Probably you are not interested in C++ but if you changed your mind here is an excerpt CSV convertion to HDF5 example with compiler assisted introspection. You can find the recent slides here and documentation here

/*
 * Copyright (c) 2018-2020 Steven Varga, Toronto,ON Canada
 * Author: Varga, Steven <steven@vargaconsulting.ca>
 */

#include "csv.h"
// data structure include file: `struct.h` must precede 'generated.h' as the latter contains dependencies
// from previous
#include "struct.h"

#include <h5cpp/core>      // has handle + type descriptors
// sandwiched: as `h5cpp/io` depends on `henerated.h` which needs `h5cpp/core`
	#include "generated.h" // uses type descriptors
#include <h5cpp/io>        // uses generated.h + core 

int main(){

	// create HDF5 container
	h5::fd_t fd = h5::create("output.h5",H5F_ACC_TRUNC);
	// create dataset   
	// chunk size is unrealistically small, usually you would set this such that ~= 1MB or an ethernet jumbo frame size
	h5::ds_t ds = h5::create<input_t>(fd,  "simple approach/dataset.csv",
				 h5::max_dims{H5S_UNLIMITED}, h5::chunk{10} | h5::gzip{9} );
	// `h5::ds_t` handle is seamlessly cast to `h5::pt_t` packet table handle, this could have been done in single step
	// but we need `h5::ds_t` handle to add attributes
	h5::pt_t pt = ds;
	// attributes may be added to `h5::ds_t` handle
	ds["data set"] = "monroe-county-crash-data2003-to-2015.csv";
	ds["cvs parser"] = "https://github.com/ben-strasser/fast-cpp-csv-parser"; // thank you!

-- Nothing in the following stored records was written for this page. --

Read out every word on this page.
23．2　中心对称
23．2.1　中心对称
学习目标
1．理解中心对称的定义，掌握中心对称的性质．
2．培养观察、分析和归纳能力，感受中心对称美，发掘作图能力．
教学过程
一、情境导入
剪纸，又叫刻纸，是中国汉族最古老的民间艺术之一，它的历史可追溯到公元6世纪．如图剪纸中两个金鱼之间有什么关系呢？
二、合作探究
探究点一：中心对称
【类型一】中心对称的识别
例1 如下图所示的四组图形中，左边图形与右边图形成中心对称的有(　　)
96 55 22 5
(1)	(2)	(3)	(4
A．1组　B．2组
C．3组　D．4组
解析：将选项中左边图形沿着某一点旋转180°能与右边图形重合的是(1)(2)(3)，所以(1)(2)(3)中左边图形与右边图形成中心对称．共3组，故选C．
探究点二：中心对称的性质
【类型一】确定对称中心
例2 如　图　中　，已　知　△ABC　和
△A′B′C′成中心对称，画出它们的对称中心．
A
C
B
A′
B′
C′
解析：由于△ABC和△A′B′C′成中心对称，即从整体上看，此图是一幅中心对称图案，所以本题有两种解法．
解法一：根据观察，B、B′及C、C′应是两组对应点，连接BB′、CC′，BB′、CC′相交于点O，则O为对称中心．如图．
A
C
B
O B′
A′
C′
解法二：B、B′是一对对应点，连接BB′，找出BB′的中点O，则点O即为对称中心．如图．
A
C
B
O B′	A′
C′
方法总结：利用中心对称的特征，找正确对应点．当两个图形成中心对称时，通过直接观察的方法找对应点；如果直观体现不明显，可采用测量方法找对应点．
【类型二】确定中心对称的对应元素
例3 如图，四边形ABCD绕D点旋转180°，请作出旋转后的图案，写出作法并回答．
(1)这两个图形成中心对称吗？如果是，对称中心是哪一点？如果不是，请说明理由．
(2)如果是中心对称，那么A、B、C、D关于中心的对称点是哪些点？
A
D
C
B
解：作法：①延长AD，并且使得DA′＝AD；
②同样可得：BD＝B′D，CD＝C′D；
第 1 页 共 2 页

	constexpr unsigned N_COLS = 5;
	io::CSVReader<N_COLS> in("input.csv"); // number of cols may be less, than total columns in a row, we're to read only 5
	in.read_header(io::ignore_extra_column, "Master Record Number", "Hour", "Reported_Location","Latitude","Longitude");
	input_t row;                           // buffer to read line by line
	char* ptr;      // indirection, as `read_row` doesn't take array directly
	while(in.read_row(row.MasterRecordNumber, row.Hour, ptr, row.Latitude, row.Longitude)){
		strncpy(row.ReportedLocation, ptr, STR_ARRAY_SIZE); // defined in struct.h
		h5::append(pt, row);
		std::cout << std::string(ptr) << "\n";
	}
	// RAII closes all allocated resources
}

richard.haney · September 16, 2021, 5:34pm

Thank you @Steven for the information - very helpful.

gheber · September 28, 2021, 12:04pm

No. G.

(Post must be at least 20 characters.)

steven · September 28, 2021, 1:42pm

In addition to what @gheber posted; System crash must be considered an undefined state by definition, it is the integrator responsibility to roll back to previous known state.

You can build robust data solutions by:

using reliable data storage with the appropriate RAID level
distributed queues such as ZeroMQ, REDIS, …, allow you to replicate data
SCTP protocol based solutions can increase robustness with multi-path routing, and independent replication

Lower you go on the network stack more control you get, while increasing implementation complexity. To give you an example multicasting will maximise the throughput of your ethernet based interconnect, but is non-trivial to implement.